Re: Aleksei Balabanov
Posted: Wed May 29, 2019 1:37 pm
by Aunt Peg
zedz wrote: Wed Sep 25, 2013 7:49 pm
Well, he
was. . .
I still can't believe
Morphia never got an English language release. It's the kind of film that, if we're lucky, somebody like Second Run will unearth in thirty years' time and startle everybody.
I'm coming to this very late but I'll second your comments on Morphia. Its particularly odd that it has shown up given it is his very best work.

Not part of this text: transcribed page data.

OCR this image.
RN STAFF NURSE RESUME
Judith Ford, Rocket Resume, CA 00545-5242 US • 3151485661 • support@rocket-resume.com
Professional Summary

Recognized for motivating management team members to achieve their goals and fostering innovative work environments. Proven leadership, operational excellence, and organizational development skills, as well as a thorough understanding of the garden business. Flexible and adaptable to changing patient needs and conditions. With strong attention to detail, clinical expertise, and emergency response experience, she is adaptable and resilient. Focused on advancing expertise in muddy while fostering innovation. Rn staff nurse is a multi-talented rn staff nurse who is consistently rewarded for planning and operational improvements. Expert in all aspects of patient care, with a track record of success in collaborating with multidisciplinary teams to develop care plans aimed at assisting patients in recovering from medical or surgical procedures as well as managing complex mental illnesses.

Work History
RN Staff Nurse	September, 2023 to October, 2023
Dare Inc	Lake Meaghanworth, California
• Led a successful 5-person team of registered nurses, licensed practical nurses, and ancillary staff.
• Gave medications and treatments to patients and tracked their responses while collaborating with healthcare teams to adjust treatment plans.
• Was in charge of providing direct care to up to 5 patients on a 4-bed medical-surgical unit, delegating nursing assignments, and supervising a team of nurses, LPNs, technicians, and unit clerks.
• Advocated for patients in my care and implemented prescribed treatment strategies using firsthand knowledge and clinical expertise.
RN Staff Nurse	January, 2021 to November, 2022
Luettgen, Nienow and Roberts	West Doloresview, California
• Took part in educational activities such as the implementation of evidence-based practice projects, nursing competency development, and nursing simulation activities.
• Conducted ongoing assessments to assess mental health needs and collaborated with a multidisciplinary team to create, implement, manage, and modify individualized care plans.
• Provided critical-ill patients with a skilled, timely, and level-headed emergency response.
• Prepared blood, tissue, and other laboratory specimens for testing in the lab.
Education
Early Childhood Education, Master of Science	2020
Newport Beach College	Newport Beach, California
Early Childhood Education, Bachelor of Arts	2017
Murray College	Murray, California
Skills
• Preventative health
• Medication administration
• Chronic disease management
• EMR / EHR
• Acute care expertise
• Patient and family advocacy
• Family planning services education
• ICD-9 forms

I first saw it at a Russian Film Festival and was completely dazzled by it from start to finish. The film is an utter head trip and has a terrific unforgettable ending. When it turned up on TV I burned it onto a DVD-R so that's what I'm stuck with until someone gives it the Blu Ray treatment it so richly deserves. Actually a Blu Ray release of Balabanov's complete work would be even better. He really should be better known and given more exposure.
Re: Aleksei Balabanov
Posted: Wed May 29, 2019 3:13 pm
by Slaphappy
I saw a horrible DCP projection of Morphia when it came out, but the movie was so good, that it didn't bother that much. Bluray would be nice. Couple years ago I grabbed Bulgakov's Country Doctor's Notebook without knowing that it was the source for Balabanov's movie. The adaptation is really fateful and the Bulgakov's stories work really well both ways. Miniseries seemed pretty bad though.
Re: Aleksei Balabanov
Posted: Wed May 29, 2019 3:15 pm
by MichaelB
swo17 wrote:There's a very fine looking (but not English-friendly) Blu-ray of Cargo 200 that's been out for years in Russia. Is there any reason that no one like Arrow has taken the opportunity to port it over?
I certainly brought up Balabanov’s name more than once in discussions with Arrow, and cited that film in particular as a good fit for them, but I don’t know if any formal enquiries were ever made.
Of Freaks and Men is the one I’d really love on Blu-ray - I saw it twice in 35mm, and the Tartan DVD doesn’t remotely do it justice.